We’ve shown great capacity to do that over the past quarters and years with CPI as a great tool to deploy. We have a big effort underway right now to make sure that we do that. A number of our key categories go through the process every quarter. We have an aim to go through all the categories, all the consumable categories at least every year and make sure that we are designing the right assortment for our members, first and foremost, but also to get the right margin profile. So our merchandising team and our analytics team partner together on that effort. They’ve done a tremendous job. That’s one of the reasons you saw the margin performance that we put up this quarter. That effort will continue. Deflation provides a little bit of — a little bit more opportunity to do that.

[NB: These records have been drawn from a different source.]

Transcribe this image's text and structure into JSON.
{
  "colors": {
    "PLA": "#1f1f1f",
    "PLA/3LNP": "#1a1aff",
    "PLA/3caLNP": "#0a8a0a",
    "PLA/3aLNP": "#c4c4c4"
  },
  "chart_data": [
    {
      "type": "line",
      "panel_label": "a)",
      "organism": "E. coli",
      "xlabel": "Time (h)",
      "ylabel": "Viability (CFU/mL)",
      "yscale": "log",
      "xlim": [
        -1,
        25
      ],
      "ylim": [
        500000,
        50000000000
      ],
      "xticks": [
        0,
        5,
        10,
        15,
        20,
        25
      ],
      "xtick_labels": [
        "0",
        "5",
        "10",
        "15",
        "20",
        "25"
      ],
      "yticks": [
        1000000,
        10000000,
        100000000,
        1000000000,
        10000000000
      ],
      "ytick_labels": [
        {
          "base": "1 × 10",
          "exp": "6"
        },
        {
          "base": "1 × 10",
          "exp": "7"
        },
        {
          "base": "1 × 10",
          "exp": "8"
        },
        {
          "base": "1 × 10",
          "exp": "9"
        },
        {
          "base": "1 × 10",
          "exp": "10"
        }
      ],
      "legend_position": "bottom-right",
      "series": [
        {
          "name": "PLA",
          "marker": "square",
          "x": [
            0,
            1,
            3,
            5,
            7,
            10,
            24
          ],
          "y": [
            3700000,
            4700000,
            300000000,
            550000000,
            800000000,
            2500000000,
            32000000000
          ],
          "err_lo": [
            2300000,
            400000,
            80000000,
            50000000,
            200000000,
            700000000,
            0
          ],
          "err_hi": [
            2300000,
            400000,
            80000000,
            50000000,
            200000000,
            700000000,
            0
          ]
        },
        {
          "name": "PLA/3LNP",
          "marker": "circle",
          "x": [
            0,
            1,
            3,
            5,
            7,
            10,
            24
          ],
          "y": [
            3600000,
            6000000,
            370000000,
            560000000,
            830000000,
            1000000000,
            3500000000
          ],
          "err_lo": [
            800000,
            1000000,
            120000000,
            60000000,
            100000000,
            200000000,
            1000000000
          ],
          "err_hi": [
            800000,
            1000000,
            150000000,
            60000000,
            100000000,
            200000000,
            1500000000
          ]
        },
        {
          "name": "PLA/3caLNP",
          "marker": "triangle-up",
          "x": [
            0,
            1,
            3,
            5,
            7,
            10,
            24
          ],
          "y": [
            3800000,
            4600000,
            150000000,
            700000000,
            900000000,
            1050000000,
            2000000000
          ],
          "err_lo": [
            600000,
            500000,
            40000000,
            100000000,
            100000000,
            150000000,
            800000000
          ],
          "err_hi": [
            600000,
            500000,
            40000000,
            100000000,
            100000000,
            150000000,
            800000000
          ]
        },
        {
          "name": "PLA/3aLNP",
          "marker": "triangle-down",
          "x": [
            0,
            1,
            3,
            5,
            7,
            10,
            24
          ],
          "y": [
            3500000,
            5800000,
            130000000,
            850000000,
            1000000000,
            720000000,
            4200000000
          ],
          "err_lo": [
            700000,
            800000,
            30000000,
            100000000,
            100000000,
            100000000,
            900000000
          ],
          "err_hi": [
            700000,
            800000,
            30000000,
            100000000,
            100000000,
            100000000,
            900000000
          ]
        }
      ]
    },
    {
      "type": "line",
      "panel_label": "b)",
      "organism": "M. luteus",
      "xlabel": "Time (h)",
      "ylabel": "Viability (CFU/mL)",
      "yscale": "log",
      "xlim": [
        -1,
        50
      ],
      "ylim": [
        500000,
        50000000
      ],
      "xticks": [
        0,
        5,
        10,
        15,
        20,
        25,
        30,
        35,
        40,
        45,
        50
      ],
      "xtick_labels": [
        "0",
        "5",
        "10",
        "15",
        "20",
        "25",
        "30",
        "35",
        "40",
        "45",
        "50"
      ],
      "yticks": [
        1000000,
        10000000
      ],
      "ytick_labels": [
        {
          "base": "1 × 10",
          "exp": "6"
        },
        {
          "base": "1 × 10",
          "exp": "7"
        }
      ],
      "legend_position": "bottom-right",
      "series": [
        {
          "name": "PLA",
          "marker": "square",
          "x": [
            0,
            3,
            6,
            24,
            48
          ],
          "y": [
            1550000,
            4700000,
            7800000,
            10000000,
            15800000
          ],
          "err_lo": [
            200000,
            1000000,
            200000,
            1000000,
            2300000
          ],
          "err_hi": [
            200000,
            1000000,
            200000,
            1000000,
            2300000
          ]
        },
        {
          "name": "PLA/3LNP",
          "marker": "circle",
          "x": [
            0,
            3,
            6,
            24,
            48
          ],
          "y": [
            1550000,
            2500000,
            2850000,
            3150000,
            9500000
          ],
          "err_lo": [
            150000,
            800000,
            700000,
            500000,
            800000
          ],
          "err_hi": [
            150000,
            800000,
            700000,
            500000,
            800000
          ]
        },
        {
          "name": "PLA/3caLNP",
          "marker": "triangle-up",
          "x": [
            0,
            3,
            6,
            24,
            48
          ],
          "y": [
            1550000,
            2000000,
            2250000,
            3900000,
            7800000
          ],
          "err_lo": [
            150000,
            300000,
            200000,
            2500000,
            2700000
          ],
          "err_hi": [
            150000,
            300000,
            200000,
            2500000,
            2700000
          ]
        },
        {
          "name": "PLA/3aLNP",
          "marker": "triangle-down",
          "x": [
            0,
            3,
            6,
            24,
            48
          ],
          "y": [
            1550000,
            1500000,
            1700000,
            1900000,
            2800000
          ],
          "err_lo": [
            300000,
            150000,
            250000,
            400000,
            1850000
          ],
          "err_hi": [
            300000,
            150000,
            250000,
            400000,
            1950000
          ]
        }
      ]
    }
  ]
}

And we’re certainly finding success in the categories that we’ve reviewed recently. So glad we developed this muscle several years ago. We are putting it out there at this point in time, and we’re seeing some great results.
Operator: Our next question comes from Edward Kelly with Wells Fargo.
Edward Kelly: Hi. Good morning, everyone. I wanted to ask you about just comp cadence. I wanted to ask you about the comp cadence. How did you see comps playing out during the quarter? We’ve heard about some choppiness elsewhere. I was curious as to how Q4 has started so far in November. And then within the guidance, you open the door to some potential reacceleration with the high end of the comp guide in Q4. I’m curious as to what’s behind that and what you think could potentially drive that?
Bob Eddy: Yes. Thanks for the question. It’s a good one. I don’t think my answer will surprise anybody. Some of the other participants in the market have talked about Q3 being a choppy quarter. For us, it was pretty stable in August and September and October was definitely choppy, particularly in the last couple of weeks in October. I don’t think that statement will make any headlines given what’s out in the market already. So we tended to see the same things that others are seeing. Without getting into what we’re seeing in Q4, our guide is a little bit lower than our previous guide for the quarter, and that’s really reflective of the disinflation trends that we saw during third quarter and the recognition of the last couple of weeks in October, we are operating in a pretty cautious consumer environment, and we took the opportunity to put a little of that caution into our guidance.